For simplicity I suggest to keep the two names the same.
Make sure to NEVER HAVE TWO SUPERJOBS WITH THE SAME NAME running. But once a superjob has finished you can submit a new one with the same name.
The superjob will get submitted for '-t 2592000' seconds (30 days) on '-cpus 1' cpu to the queue '-q sw'.
If it does not find a job to execute for '-maxidle 36000' seconds it will terminate itself.
The superjob will execute jobs which got submitted to the faked queue '-queues sj1'. You can name the faked queue anyway you want.
How to send jobs to the "faked" queue
At the moment only jobs running on 1-4 cores can get executed by a superjob. But this can easily be changed. Just let Katja or Michel know.

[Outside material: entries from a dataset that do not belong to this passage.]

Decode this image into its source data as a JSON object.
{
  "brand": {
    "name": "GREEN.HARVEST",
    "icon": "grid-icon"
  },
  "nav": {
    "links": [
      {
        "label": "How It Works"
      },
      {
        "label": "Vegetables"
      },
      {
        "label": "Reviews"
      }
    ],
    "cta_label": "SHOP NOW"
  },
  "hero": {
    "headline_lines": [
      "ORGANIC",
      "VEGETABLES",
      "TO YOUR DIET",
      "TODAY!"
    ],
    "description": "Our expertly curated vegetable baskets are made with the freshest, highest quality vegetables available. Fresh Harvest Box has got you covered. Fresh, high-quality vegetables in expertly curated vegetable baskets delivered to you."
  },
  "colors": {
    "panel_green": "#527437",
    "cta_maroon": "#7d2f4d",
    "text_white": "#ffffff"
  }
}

To have for example all jobs submitted to run on 1 core, executed by the above submitted superjob instead of being actually submitted, one has to set the environment variable:
QUEUE_1CPU=sj1@
You can export this variable in your ~/.profile.d/.batch_profile:
export QUEUE_1CPU=sj1@
The '@' at the end is very important. This tells 'soumet' that this is a faked queue and not a real one.
What will happen
Once the environment variable QUEUE_1CPU is set to 'sj1@' all jobs submitted on 1 cpu will not actually get submitted. Instead a link to them will get created in the directory:
~/.job_queues/sj1-1
A superjob "picking" from queue 'sj1' will check if there is a link in this directory. If yes, it will execute the corresponding job.

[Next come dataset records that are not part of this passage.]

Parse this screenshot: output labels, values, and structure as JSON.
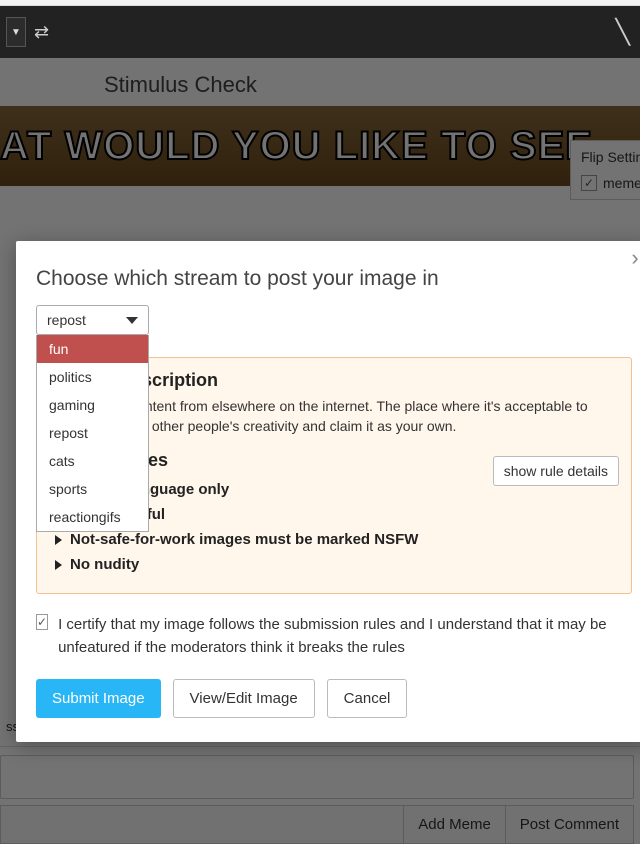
{
  "page_title": "Stimulus Check",
  "hero_text": "AT WOULD YOU LIKE TO SEE",
  "sidebar": {
    "title": "Flip Settings",
    "checkbox_label": "memes",
    "checked": true
  },
  "meta_time": "ss than an hour ago",
  "comment_actions": {
    "add_meme": "Add Meme",
    "post": "Post Comment"
  },
  "modal": {
    "title": "Choose which stream to post your image in",
    "select_value": "repost",
    "options": [
      "fun",
      "politics",
      "gaming",
      "repost",
      "cats",
      "sports",
      "reactiongifs"
    ],
    "highlighted_index": 0,
    "description_heading": "Stream Description",
    "description_text": "Memes and content from elsewhere on the internet. The place where it's acceptable to copy and paste other people's creativity and claim it as your own.",
    "rules_heading": "Stream Rules",
    "show_rule_details": "show rule details",
    "rules": [
      "English language only",
      "Be respectful",
      "Not-safe-for-work images must be marked NSFW",
      "No nudity"
    ],
    "certify_text": "I certify that my image follows the submission rules and I understand that it may be unfeatured if the moderators think it breaks the rules",
    "submit_label": "Submit Image",
    "view_edit_label": "View/Edit Image",
    "cancel_label": "Cancel"
  }
}
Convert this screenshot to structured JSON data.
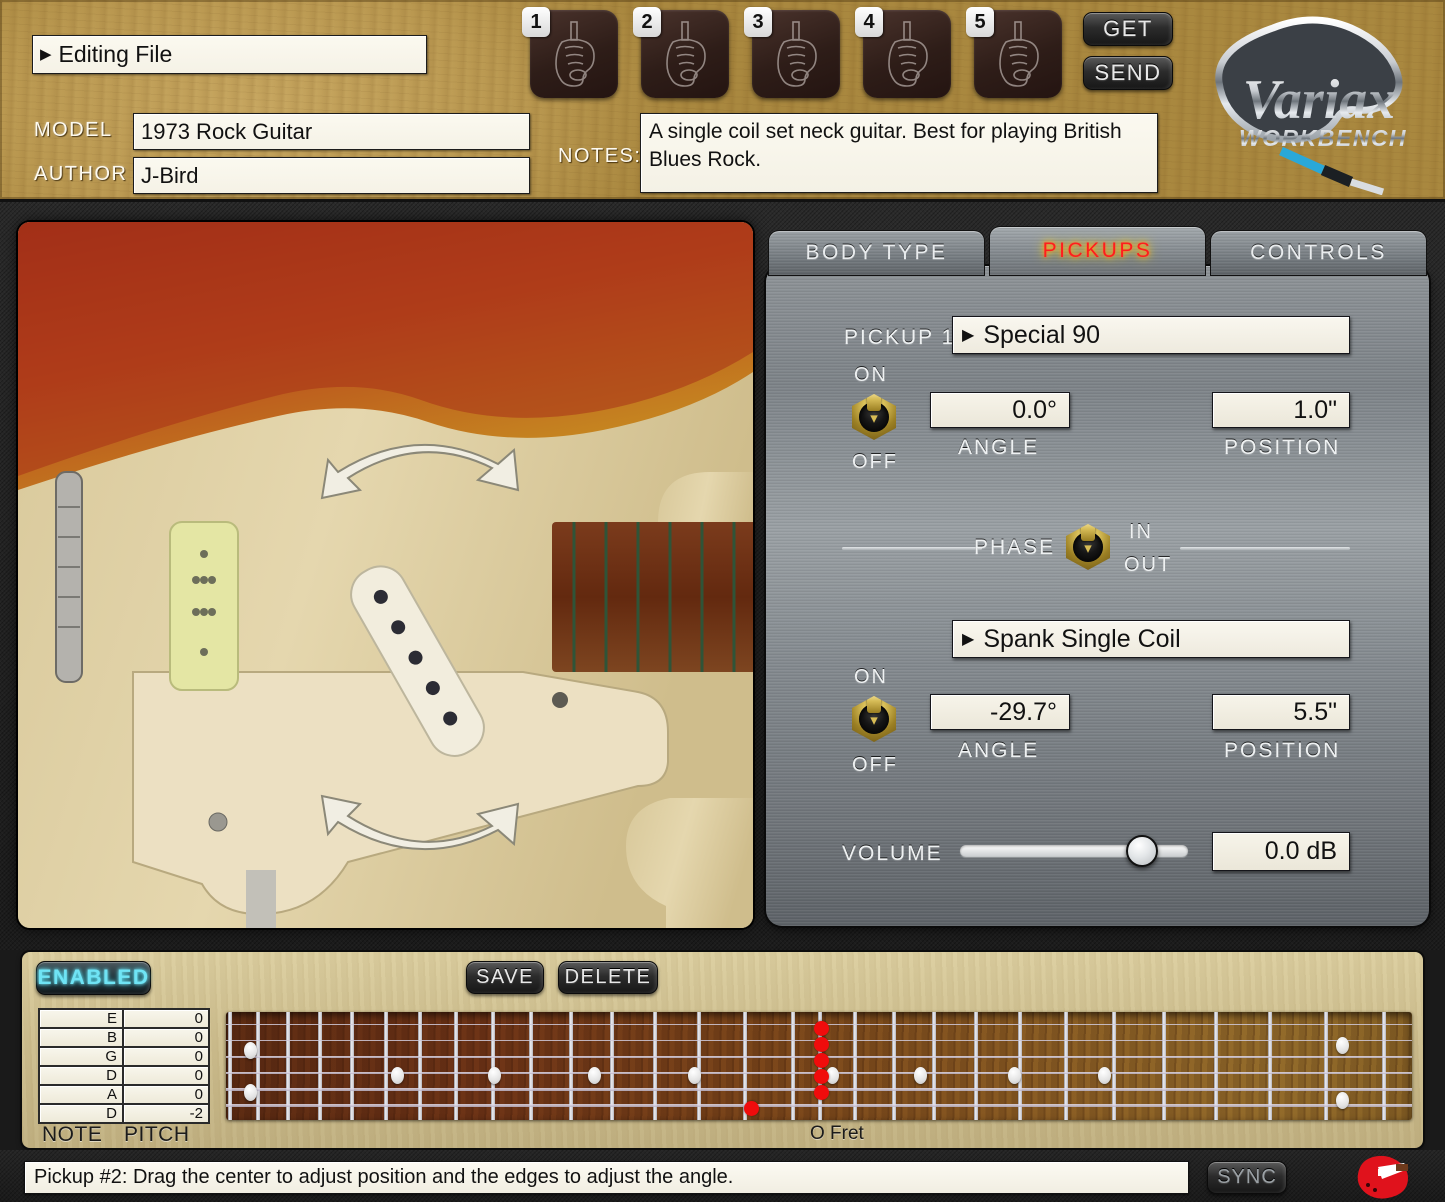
{
  "header": {
    "file_select": "Editing File",
    "model_label": "MODEL",
    "model_value": "1973 Rock Guitar",
    "author_label": "AUTHOR",
    "author_value": "J-Bird",
    "notes_label": "NOTES:",
    "notes_value": "A single coil set neck guitar.  Best for playing British Blues Rock.",
    "get_label": "GET",
    "send_label": "SEND",
    "presets": [
      "1",
      "2",
      "3",
      "4",
      "5"
    ],
    "logo_name": "Variax",
    "logo_sub": "WORKBENCH"
  },
  "tabs": [
    {
      "label": "BODY TYPE",
      "active": false
    },
    {
      "label": "PICKUPS",
      "active": true
    },
    {
      "label": "CONTROLS",
      "active": false
    }
  ],
  "pickups_panel": {
    "pickup1": {
      "row_label": "PICKUP 1",
      "model": "Special 90",
      "toggle_on": "ON",
      "toggle_off": "OFF",
      "angle_value": "0.0°",
      "angle_label": "ANGLE",
      "position_value": "1.0\"",
      "position_label": "POSITION"
    },
    "phase": {
      "label": "PHASE",
      "in_label": "IN",
      "out_label": "OUT"
    },
    "pickup2": {
      "model": "Spank Single Coil",
      "toggle_on": "ON",
      "toggle_off": "OFF",
      "angle_value": "-29.7°",
      "angle_label": "ANGLE",
      "position_value": "5.5\"",
      "position_label": "POSITION"
    },
    "volume": {
      "label": "VOLUME",
      "value": "0.0 dB",
      "knob_percent": 80
    }
  },
  "bottom": {
    "enabled_label": "ENABLED",
    "save_label": "SAVE",
    "delete_label": "DELETE",
    "note_header": "NOTE",
    "pitch_header": "PITCH",
    "tuning_rows": [
      {
        "note": "E",
        "pitch": "0"
      },
      {
        "note": "B",
        "pitch": "0"
      },
      {
        "note": "G",
        "pitch": "0"
      },
      {
        "note": "D",
        "pitch": "0"
      },
      {
        "note": "A",
        "pitch": "0"
      },
      {
        "note": "D",
        "pitch": "-2"
      }
    ],
    "zero_fret_label": "O Fret"
  },
  "status": {
    "message": "Pickup #2: Drag the center to adjust position and the edges to adjust the angle.",
    "sync_label": "SYNC"
  },
  "colors": {
    "accent_red": "#ff1d1d",
    "accent_cyan": "#6fe4f5",
    "wood": "#c4a35c",
    "panel_metal": "#8e9397",
    "marker_red": "#f00c0c"
  }
}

If you see the links in this directory piling up you can submit a second, third, ... superjob, executing job from the same faked queue. Just make sure to use a different name for each superjob you submit!
It does make sense to submit "extra" superjobs with a very short '-maxidle' time.
How to elegantly terminate a superjob
As mentioned above: Never kill a superjob with 'qdel'!
Every superjob has a config file:
~/.job_queues/.active_superjob_name_*.1
You can edit this file and set for example:
MaxIdle=0
As soon as there are no more jobs to be executed, the superjob will gracefully terminate itself.